4. See World Summit Outcome Document, 2005 [online]. Available from: http://www.un.org/ga/59/hlpm_rev.2.pdf, para. 89.

5. Other commentators, such as Delbrück (Citation1994, p. 403), challenge, however, the restrictive interpretation.

6. Cameron (2006, p. 8) argues: ‘[i]n ‘legislating by list’, the Security Council acts as legislature, judiciary and executive’.

7. The Chamber of Appeal had also maintained that national tribunals cannot question the validity of UNSC binding resolutions, but merely verify their effects in the concrete case.

8. As indicated in SEGI and others, 23 May 2002, individuals have to exhaust remedies available at EC level.

9. Pastor Ridruejo (Citation2007, p. 172, p. 175) distinguishes between ‘conventional’/‘treaty-based’ law (treaty norms) and ‘institutional law’ (binding decisions of international organizations).

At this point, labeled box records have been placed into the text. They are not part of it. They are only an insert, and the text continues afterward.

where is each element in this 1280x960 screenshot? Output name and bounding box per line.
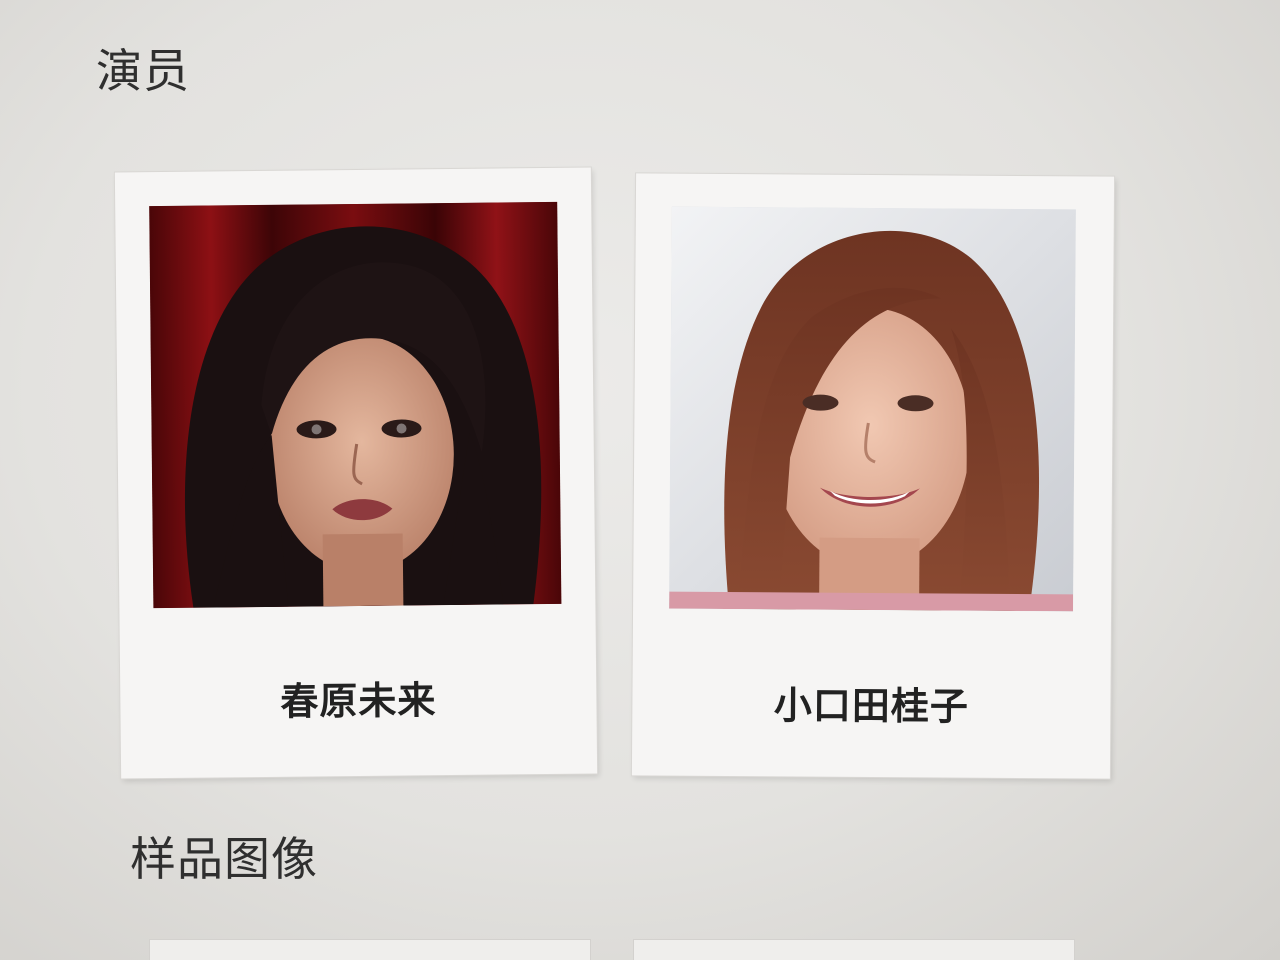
- actor-photo[interactable]: [149, 201, 562, 609]
- section-title-samples: 样品图像: [130, 832, 318, 886]
- section-title-actors: 演员: [96, 44, 190, 98]
- actor-card[interactable]: 春原未来: [114, 167, 598, 779]
- sample-image-thumbnail[interactable]: [634, 940, 1074, 960]
- actor-portrait-2: [669, 206, 1076, 612]
- sample-image-thumbnail[interactable]: [150, 940, 590, 960]
- actor-name[interactable]: 小口田桂子: [632, 683, 1110, 728]
- actor-photo[interactable]: [669, 206, 1076, 612]
- actor-name[interactable]: 春原未来: [120, 678, 596, 724]
- actor-card[interactable]: 小口田桂子: [631, 173, 1115, 779]
- actor-portrait-1: [149, 201, 562, 609]
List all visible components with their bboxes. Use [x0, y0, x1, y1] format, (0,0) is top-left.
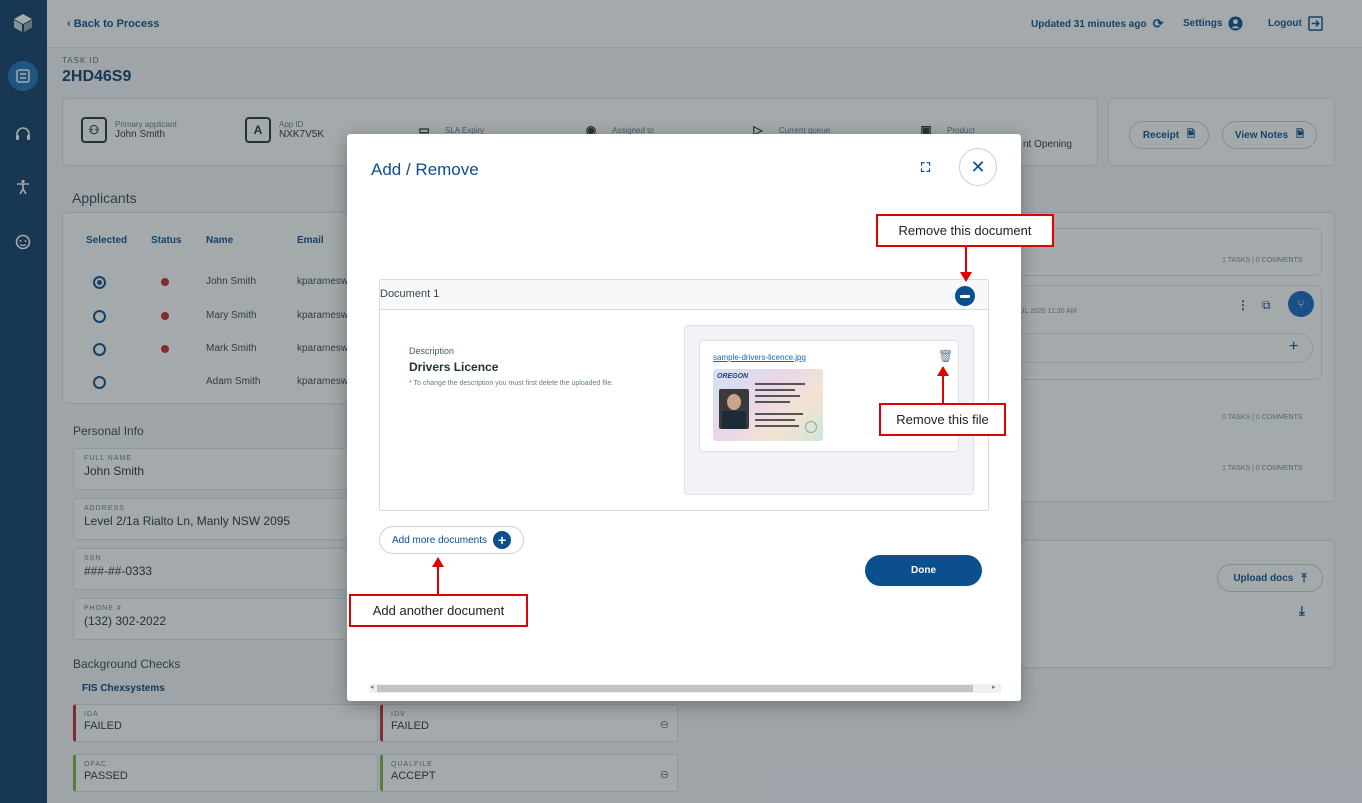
- scroll-left-icon[interactable]: ◂: [370, 683, 374, 691]
- close-icon: ✕: [970, 156, 986, 177]
- description-label: Description: [409, 346, 455, 356]
- add-more-documents-button[interactable]: Add more documents +: [379, 526, 524, 554]
- callout-arrow-down-icon: [960, 272, 972, 282]
- add-more-label: Add more documents: [391, 534, 488, 546]
- callout-add-document: Add another document: [349, 594, 528, 627]
- callout-remove-file-text: Remove this file: [896, 412, 989, 427]
- callout-arrow-up-icon: [937, 366, 949, 376]
- file-name-link[interactable]: sample-drivers-licence.jpg: [713, 353, 806, 362]
- done-button[interactable]: Done: [865, 555, 982, 586]
- close-button[interactable]: ✕: [959, 148, 997, 186]
- document-header[interactable]: Document 1: [380, 280, 988, 310]
- callout-remove-document: Remove this document: [876, 214, 1054, 247]
- scroll-right-icon[interactable]: ▸: [992, 683, 996, 691]
- callout-remove-document-text: Remove this document: [898, 223, 1032, 238]
- plus-circle-icon: +: [493, 531, 512, 549]
- callout-arrow-up-icon: [432, 557, 444, 567]
- expand-icon[interactable]: ⛶: [921, 160, 930, 176]
- done-label: Done: [911, 565, 936, 576]
- remove-document-button[interactable]: [955, 286, 975, 306]
- drivers-licence-image: OREGON: [713, 369, 823, 441]
- scrollbar-thumb[interactable]: [377, 685, 973, 692]
- callout-arrow-line: [437, 566, 439, 594]
- modal-title: Add / Remove: [371, 160, 479, 179]
- callout-arrow-line: [965, 247, 967, 274]
- callout-add-document-text: Add another document: [372, 603, 505, 618]
- document-panel: Document 1 Description Drivers Licence *…: [379, 279, 989, 511]
- callout-arrow-line: [942, 375, 944, 403]
- callout-remove-file: Remove this file: [879, 403, 1006, 436]
- description-value: Drivers Licence: [409, 360, 499, 374]
- description-note: * To change the description you must fir…: [409, 380, 614, 387]
- document-title: Document 1: [380, 288, 440, 300]
- licence-photo: [719, 389, 749, 429]
- licence-state: OREGON: [717, 373, 749, 380]
- trash-icon[interactable]: 🗑: [938, 349, 953, 363]
- horizontal-scrollbar[interactable]: ◂ ▸: [369, 684, 1001, 693]
- app-root: ‹ Back to Process Updated 31 minutes ago…: [0, 0, 1362, 803]
- minus-icon: [960, 294, 970, 298]
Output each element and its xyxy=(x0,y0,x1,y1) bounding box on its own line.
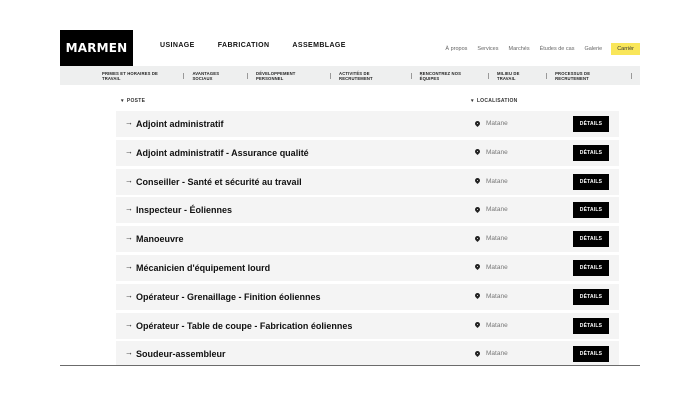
job-title[interactable]: Soudeur-assembleur xyxy=(136,349,226,359)
subnav-divider xyxy=(546,72,548,79)
job-row[interactable]: → Inspecteur - Éoliennes Matane DÉTAILS xyxy=(116,197,619,224)
nav-etudes-de-cas[interactable]: Études de cas xyxy=(540,46,575,52)
subnav-divider xyxy=(183,72,185,79)
details-button[interactable]: DÉTAILS xyxy=(573,173,609,190)
job-location: Matane xyxy=(486,263,508,271)
marmen-logo[interactable]: MARMEN xyxy=(60,30,133,66)
job-title[interactable]: Adjoint administratif - Assurance qualit… xyxy=(136,148,309,158)
arrow-right-icon: → xyxy=(125,290,133,300)
careers-sub-nav: PRIMES ET HORAIRES DE TRAVAIL AVANTAGES … xyxy=(60,66,640,85)
job-title[interactable]: Inspecteur - Éoliennes xyxy=(136,205,232,215)
job-location: Matane xyxy=(486,235,508,243)
job-row[interactable]: → Adjoint administratif - Assurance quali… xyxy=(116,139,619,166)
job-location: Matane xyxy=(486,148,508,156)
arrow-right-icon: → xyxy=(125,118,133,127)
subnav-divider xyxy=(488,72,490,79)
job-row[interactable]: → Manoeuvre Matane DÉTAILS xyxy=(116,226,619,253)
job-title[interactable]: Mécanicien d'équipement lourd xyxy=(136,263,270,273)
arrow-right-icon: → xyxy=(125,204,133,214)
job-location: Matane xyxy=(486,292,508,300)
details-button[interactable]: DÉTAILS xyxy=(573,317,609,334)
nav-assemblage[interactable]: ASSEMBLAGE xyxy=(292,42,345,49)
subnav-milieu-travail[interactable]: MILIEU DE TRAVAIL xyxy=(497,71,538,81)
location-pin-icon xyxy=(473,205,482,213)
job-row[interactable]: → Conseiller - Santé et sécurité au trava… xyxy=(116,168,619,195)
location-pin-icon xyxy=(473,349,482,357)
location-pin-icon xyxy=(473,292,482,300)
job-title[interactable]: Conseiller - Santé et sécurité au travai… xyxy=(136,177,302,187)
nav-services[interactable]: Services xyxy=(477,46,498,52)
location-pin-icon xyxy=(473,234,482,242)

10. ECHR standards are also applicable to the EU as such: according to Article 6 EU Treaty and Article 52.3 Charter on Human Rights and Fundamental Freedoms, the ECHR is a source of law for the EU as far as the scope of human rights and fundamental liberties is concerned (see also the Nold decision, 14 May 1974, para. 13). The ‘European Counter-Terrorism Strategy’ adopted by the European Council on 30 November 2005 expressed the commitment of the EU ‘to combat terrorism globally while respecting human rights’.

11. If no UN remedies are made available, and domestic decisions are seen as impairing UN measures, the current procedures should be replaced by a de-centralised sanctions regime, entrusting States with the nominal designation, on the basis of detailed uniform criteria laid down by the Sanctions Committee, and maintaining the Committee for coordination. Designating governments would disclose information to the States having jurisdiction over suspects in such a way as to allow the tribunals of the latter to perform their task.